Le mot du Président

Remise en cause de l’État de droit Avenir et Gendarmerie n°147 – Janvier 2021

Rappelons que l’État de droit est un concept juridique, philosophique et politique qui implique la prééminence du droit sur le pouvoir politique dans un État, ainsi que l’obéissance de tous, gouvernants et gouvernés. Il désigne aussi un système institutionnel dans lequel la puissance publique est soumise au droit, fondé sur le principe du respect de ses normes juridiques, chacun étant soumis au même droit, que ce soit l’individu ou bien la puissance publique. Il faut s’inquiéter de cette remise en cause de l’État de droit. En effet, des voix s’élèvent contre le poids excessif de certaines juridictions, accusées d’entraver la lutte contre le terrorisme.
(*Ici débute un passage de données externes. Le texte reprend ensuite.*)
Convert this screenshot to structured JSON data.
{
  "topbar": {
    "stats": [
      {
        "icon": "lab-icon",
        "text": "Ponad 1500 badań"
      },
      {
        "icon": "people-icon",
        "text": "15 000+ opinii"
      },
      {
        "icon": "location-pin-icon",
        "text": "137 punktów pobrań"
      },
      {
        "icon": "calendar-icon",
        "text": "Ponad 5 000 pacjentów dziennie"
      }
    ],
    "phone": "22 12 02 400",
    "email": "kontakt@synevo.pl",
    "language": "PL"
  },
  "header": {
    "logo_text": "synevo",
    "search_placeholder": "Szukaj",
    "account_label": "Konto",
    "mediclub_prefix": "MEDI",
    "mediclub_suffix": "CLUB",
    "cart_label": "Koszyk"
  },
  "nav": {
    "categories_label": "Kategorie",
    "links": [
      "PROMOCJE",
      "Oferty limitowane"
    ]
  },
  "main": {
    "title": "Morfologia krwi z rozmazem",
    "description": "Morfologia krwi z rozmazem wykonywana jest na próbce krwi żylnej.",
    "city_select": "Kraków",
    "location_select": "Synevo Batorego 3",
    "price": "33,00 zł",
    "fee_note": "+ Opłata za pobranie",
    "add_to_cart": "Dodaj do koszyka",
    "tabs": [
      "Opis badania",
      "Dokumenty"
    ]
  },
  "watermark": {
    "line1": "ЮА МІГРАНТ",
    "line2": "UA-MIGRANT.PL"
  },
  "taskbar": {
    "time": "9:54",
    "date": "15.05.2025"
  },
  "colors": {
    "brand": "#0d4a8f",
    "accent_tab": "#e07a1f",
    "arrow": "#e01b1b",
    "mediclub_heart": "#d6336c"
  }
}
Néanmoins, sur ces faits, les politiques conservent de larges marges de manoeuvre. Les démocraties sont engagées dans une guerre contre le terrorisme. Sont-elles entravées par le contrôle du juge et l’extension sans fin des droits humains, telle est la question ? Cette critique a toujours été d’actualité. Elle connaît une résonance inédite depuis l’assassinat de Samuel Paty le 16 octobre dernier. Certains politiques, philosophes, grands juristes dénoncent le pouvoir exorbitant de la Cour européenne des droits de l’homme (CEDH) et du Conseil constitutionnel qui a censuré l’été dernier une grande partie de la loi Avia contre la haine et puis celle des radicalisés sortants de prison. La rhétorique des beaux discours nous rappelle que la France est un État de droit, cela veut dire que chaque Français bénéficie à tout instant des droits de protection garantis par la Constitution et la loi par ceux qui les mettent en oeuvre. Certes, belle rhétorique mais certains veulent remettre en cause cet « État de droit » ce qui peut paraître excessif.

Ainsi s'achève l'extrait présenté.